The Defence Minister pressed for "different responses" as he spoke with South Korean Defence Minister Song Young-moo and Secretary of Defence James Mattis, according to a foreign news agency.
Onodera, speaking during the discussions in the Philippines said, "The country has steadfastly improved its nuclear and missile capability," adding, "the threat posed by North Korea has grown to the unprecedented, critical and imminent level."
Meanwhile, the CNN reports that more than a dozen African nations have done business with North Korea despite sanctions by the United Nations.
The report mentioned that across Africa from Windhoek to Gaborone, from Luanda to Dakar, the governments have quietly been signing deals with the North Korean state for years.
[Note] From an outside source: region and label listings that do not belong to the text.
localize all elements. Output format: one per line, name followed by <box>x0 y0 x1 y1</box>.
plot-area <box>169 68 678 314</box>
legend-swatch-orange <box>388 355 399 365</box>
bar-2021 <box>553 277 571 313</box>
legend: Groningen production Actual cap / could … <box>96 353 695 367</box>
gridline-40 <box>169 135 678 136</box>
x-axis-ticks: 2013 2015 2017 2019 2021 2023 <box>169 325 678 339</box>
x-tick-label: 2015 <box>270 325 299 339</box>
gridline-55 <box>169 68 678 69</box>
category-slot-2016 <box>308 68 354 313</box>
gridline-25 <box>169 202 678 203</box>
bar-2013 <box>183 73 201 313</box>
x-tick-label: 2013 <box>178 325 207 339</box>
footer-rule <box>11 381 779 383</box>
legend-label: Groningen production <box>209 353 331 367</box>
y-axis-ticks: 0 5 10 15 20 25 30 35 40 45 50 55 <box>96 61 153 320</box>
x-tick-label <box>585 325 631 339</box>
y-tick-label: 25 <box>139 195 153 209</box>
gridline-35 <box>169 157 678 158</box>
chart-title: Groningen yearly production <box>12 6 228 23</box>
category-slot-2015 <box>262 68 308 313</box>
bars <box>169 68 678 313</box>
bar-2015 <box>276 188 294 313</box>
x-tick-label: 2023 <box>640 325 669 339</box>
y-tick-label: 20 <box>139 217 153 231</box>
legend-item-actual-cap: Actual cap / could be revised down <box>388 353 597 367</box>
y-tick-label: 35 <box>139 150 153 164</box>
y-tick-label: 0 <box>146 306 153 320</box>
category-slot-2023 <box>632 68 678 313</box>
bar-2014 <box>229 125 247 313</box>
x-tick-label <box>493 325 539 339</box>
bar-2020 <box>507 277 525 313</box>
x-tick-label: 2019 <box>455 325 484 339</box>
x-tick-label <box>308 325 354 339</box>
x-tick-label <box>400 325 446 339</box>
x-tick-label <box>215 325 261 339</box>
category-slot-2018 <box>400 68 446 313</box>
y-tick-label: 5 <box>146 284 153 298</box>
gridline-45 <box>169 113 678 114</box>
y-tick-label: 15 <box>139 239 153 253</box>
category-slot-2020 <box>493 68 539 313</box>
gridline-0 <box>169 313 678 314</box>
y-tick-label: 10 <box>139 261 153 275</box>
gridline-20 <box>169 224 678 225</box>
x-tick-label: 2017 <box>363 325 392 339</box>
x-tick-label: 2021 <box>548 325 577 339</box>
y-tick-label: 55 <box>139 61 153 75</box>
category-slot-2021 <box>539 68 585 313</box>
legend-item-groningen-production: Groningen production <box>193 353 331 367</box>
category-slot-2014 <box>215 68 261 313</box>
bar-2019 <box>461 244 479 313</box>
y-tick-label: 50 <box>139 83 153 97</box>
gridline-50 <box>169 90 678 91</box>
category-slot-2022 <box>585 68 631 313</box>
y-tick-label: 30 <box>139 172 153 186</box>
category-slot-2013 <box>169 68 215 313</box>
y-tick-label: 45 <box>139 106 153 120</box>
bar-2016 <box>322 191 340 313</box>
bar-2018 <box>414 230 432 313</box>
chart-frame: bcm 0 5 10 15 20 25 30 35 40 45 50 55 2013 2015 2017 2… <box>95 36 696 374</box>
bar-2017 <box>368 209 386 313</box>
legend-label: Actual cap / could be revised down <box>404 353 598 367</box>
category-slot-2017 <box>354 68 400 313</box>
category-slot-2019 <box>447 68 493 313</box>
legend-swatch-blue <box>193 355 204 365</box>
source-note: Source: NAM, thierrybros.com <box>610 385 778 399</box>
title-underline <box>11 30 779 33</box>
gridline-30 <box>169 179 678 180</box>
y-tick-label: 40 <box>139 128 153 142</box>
A monument named Heroes' Acre statue in Namibia was built by a North Korean firm Mansudae, a North Korean state-owned enterprise and a cash cow for the rogue regime.
The coordinator of the U.N. Panel of Experts on North Korea, Hugh Griffiths, said, "This money is highly significant."
"We are looking at at least 14 African (UN) member states where Mansudae alone was running quite large construction operations -- building everything from ammunition factories, to presidential palaces, to apartment blocks," he added.
The U.N. has imposed strict economic sanctions against the country in retaliation for continuing its weapons development programme.
North Korea in July conducted two intercontinental ballistic missile (ICBM) tests and said last month that it had successfully tested a miniaturised hydrogen bomb that could be placed on an ICBM.